KARAWANG CENTER – Petani di masa pandemi Covid-19 dihadapkan pada biaya produksi sawah yang mahal. Padahal, saat pandemi perekonomian pun serba terdampak, apalagi bayang-bayang resesi akan membuat daya beli masyarakat turun sementara harga barang dan jasa melambung. Namun sekelompok petani padi di Cilamaya, Jawa Barat, masih melihat adanya secercah harapan di tengah keterpurukan ekonomi masa pandemi. Bangkit berjuang, mereka memulai sebuah usaha yang membuahkan hasil manis saat pandemi.
–
Dibina oleh Pertagas, mereka membentuk kelompok tani Gapoktan Saluyu, memproduksi pupuk organik granule dan cair untuk lahan sawahnya. Aep Endang Sudrajat, Ketua Gapoktan Saluyu, tampak bersemangat membeberkan kisah kelompok taninya saat Zoom meeting yang diadakan oleh Pertagas, beberapa waktu lalu.

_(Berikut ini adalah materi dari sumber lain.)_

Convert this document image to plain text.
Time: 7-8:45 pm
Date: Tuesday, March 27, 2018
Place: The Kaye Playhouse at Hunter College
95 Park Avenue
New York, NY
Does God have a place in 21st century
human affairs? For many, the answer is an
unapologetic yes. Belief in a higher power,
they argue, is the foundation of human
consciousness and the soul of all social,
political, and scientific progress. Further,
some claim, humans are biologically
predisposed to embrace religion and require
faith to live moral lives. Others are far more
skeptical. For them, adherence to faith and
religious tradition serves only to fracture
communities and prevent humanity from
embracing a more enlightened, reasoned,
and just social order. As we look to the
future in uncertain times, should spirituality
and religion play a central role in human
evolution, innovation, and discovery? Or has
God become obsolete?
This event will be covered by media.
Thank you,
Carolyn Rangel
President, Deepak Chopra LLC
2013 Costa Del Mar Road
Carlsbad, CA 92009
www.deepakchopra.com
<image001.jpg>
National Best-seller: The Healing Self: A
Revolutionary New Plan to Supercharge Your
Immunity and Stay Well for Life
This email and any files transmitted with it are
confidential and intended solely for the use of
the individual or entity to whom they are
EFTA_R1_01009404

“Dengan program tanam padi sehat ini, biaya produksi tidak bengkak. Jika tidak pakai pupuk organik, satu hektar sawah butuh biaya Rp 10 juta-Rp 11 juta. Tapi kalau pakai pupuk organik hanya Rp 5,5 juta-Rp 6 juta. Hasil padinya sekitar 6,2 ton rata-rata, sementara yang pakai pupuk kimia malah hanya 5 ton rata-rata,” kata pria kelahiran Cilamaya tahun 1960 itu.
Menurut dia, besarnya pengeluaran untuk pupuk kimia lantaran tanah pertanian jadi kurang subur jika terus menerus diberi pupuk kimia. Akibatnya, petani harus menambah biaya untuk mengurangi hama.
–
Jika pakai pupuk organik, walaupun kondisi sering hujan seperti tahun lalu pun, panen tetap bagus. Pekerjaan petani, katanya, menjadi ringan karena tidak terlalu banyak melakukan penyemprotan.
“Karena keberhasilan itu, banyak petani yang mau ikut gabung ke Gapoktan Saluyu lantaran pendapatan petani lebih tinggi. Target kami musim panen tahun depan bisa sampai 7 ton per hektar,” lanjutnya.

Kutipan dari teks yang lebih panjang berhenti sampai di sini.